Juru bicara KPK, Budi Prasetyo, menjelaskan bahwa penahanan terhadap Nurhadi berkaitan dengan kebutuhan penyidikan kasus baru yang sedang ditangani. “Kami menahan tersangka NA untuk kepentingan penyidikan dugaan TPPU yang berasal dari kasus sebelumnya,” ujar Budi, dikutip dari Kompas.com.
KPK menduga, uang hasil korupsi Nurhadi tidak hanya berhenti sebagai aliran dana di rekening pribadi. Diduga kuat dana tersebut telah diubah bentuk, dialihkan menjadi aset bergerak dan tidak bergerak, seperti properti mewah, kendaraan, hingga simpanan bernilai tinggi lainnya.
Benarkah Hukum Tak Kenal Ampun?
Penangkapan ini seolah menjadi pesan keras dari KPK: bahwa kejahatan tidak selesai hanya dengan vonis. Jika ada jejak lain, maka aparat penegak hukum akan terus menelusuri. “Kami ingin memastikan bahwa hasil korupsi tidak dinikmati pelaku melalui skema pencucian uang,” tambah Budi.
Pemeriksaan terhadap Nurhadi kini difokuskan untuk mengungkap pola aliran dana serta siapa saja pihak yang terlibat dalam proses pencucian uang tersebut.
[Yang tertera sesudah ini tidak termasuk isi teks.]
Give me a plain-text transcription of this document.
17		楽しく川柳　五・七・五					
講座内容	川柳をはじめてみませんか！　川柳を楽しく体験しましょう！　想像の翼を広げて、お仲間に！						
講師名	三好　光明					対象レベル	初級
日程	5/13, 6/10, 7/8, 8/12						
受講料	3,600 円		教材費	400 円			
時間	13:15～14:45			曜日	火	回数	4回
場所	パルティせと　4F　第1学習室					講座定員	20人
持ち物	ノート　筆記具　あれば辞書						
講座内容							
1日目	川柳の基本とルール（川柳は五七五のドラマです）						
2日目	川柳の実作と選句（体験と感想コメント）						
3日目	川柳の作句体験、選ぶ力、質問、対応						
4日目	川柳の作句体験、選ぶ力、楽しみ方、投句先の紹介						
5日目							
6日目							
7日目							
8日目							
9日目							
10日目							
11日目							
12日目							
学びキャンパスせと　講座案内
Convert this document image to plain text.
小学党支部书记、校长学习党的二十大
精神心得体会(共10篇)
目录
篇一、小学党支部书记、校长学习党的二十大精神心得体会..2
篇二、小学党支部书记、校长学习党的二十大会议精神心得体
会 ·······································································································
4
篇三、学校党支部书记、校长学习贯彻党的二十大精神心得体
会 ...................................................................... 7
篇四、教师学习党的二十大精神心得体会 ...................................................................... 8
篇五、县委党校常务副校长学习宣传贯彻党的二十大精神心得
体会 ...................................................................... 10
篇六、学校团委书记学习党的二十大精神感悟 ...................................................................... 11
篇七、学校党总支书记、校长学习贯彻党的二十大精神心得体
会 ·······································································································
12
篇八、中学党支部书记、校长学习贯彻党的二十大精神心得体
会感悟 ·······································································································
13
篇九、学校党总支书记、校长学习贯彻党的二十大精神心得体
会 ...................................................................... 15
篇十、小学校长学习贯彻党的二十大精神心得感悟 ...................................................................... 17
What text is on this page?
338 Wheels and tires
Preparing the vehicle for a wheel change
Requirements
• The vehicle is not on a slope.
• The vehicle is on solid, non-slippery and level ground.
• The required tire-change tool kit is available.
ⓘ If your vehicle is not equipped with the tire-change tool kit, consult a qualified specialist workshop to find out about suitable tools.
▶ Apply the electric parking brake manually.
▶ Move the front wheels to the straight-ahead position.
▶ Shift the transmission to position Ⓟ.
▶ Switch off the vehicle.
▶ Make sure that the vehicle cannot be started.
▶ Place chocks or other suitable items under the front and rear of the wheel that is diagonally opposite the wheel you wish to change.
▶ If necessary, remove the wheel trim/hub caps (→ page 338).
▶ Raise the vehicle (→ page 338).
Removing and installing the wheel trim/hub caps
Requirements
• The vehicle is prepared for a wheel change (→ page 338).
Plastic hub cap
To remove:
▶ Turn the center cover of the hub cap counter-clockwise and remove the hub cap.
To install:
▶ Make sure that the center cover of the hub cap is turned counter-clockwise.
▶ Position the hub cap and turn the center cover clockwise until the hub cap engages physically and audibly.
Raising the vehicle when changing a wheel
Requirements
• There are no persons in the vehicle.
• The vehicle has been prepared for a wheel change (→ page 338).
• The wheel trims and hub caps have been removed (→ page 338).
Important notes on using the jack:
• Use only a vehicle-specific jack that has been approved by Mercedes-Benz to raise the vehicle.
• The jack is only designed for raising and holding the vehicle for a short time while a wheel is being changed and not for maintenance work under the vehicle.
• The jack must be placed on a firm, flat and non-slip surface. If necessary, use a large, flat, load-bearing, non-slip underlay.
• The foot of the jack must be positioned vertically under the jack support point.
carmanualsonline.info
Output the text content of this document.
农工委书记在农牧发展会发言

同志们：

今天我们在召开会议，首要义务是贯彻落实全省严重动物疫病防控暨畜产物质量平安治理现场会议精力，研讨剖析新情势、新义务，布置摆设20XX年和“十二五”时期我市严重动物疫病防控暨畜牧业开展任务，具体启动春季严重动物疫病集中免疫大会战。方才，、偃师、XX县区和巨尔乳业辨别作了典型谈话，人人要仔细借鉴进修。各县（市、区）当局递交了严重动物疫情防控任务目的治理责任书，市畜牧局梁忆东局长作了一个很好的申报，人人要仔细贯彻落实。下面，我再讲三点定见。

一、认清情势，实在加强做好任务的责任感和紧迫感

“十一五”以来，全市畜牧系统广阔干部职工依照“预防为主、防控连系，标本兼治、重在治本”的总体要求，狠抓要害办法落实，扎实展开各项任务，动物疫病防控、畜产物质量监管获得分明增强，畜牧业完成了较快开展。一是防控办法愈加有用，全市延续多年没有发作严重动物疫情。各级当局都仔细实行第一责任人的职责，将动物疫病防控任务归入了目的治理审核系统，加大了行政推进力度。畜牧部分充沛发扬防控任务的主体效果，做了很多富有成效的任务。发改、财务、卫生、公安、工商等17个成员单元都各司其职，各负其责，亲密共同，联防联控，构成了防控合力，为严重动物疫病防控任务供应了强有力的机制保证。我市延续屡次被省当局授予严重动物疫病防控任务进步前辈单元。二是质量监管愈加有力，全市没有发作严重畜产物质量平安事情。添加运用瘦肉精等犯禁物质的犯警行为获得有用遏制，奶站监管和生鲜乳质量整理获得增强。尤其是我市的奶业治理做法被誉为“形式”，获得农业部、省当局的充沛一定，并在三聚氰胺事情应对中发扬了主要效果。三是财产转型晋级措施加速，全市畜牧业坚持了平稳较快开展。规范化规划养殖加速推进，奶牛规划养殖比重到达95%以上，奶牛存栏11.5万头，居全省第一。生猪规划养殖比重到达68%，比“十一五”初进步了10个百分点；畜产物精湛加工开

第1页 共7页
Tak menutup kemungkinan, kasus ini bisa menyeret nama-nama baru dari lingkungan peradilan atau bahkan pengusaha.
BACA JUGA: Perut Buncit Meski Diet dan Olahraga? Cek Penyebab dan Solusi
Simbol Pemberantasan Korupsi yang Belum Usai
Kasus Nurhadi menyiratkan pelajaran penting: bahwa pemberantasan korupsi bukan sekadar soal menghukum pelaku, tapi juga soal memutus mata rantai manfaat dari hasil korupsi. KPK, meskipun tengah menghadapi tantangan kredibilitas dan internal, tampaknya berusaha menunjukkan bahwa komitmen terhadap penegakan hukum belum padam.
Kini, Nurhadi harus kembali menjalani hari-hari di balik jeruji — bukan lagi sebagai narapidana suap, tapi sebagai tersangka pencucian uang. Proses hukum masih berjalan, dan publik tentu menanti bagaimana KPK membuktikan
sangkaan ini di pengadilan.
Kesimpulan: Hukum Terhadap Eks Sekretaris MA Berlanjut
Baru bebas dari hukuman kasus suap, mantan Sekretaris MA Nurhadi kembali ditangkap KPK atas dugaan pencucian uang. Penangkapan ini menunjukkan komitmen KPK untuk menelusuri hingga tuntas jejak korupsi dan memastikan pelaku tidak menikmati hasil kejahatan melalui aset tersembunyi. Proses hukum masih berjalan dan publik menanti kelanjutannya.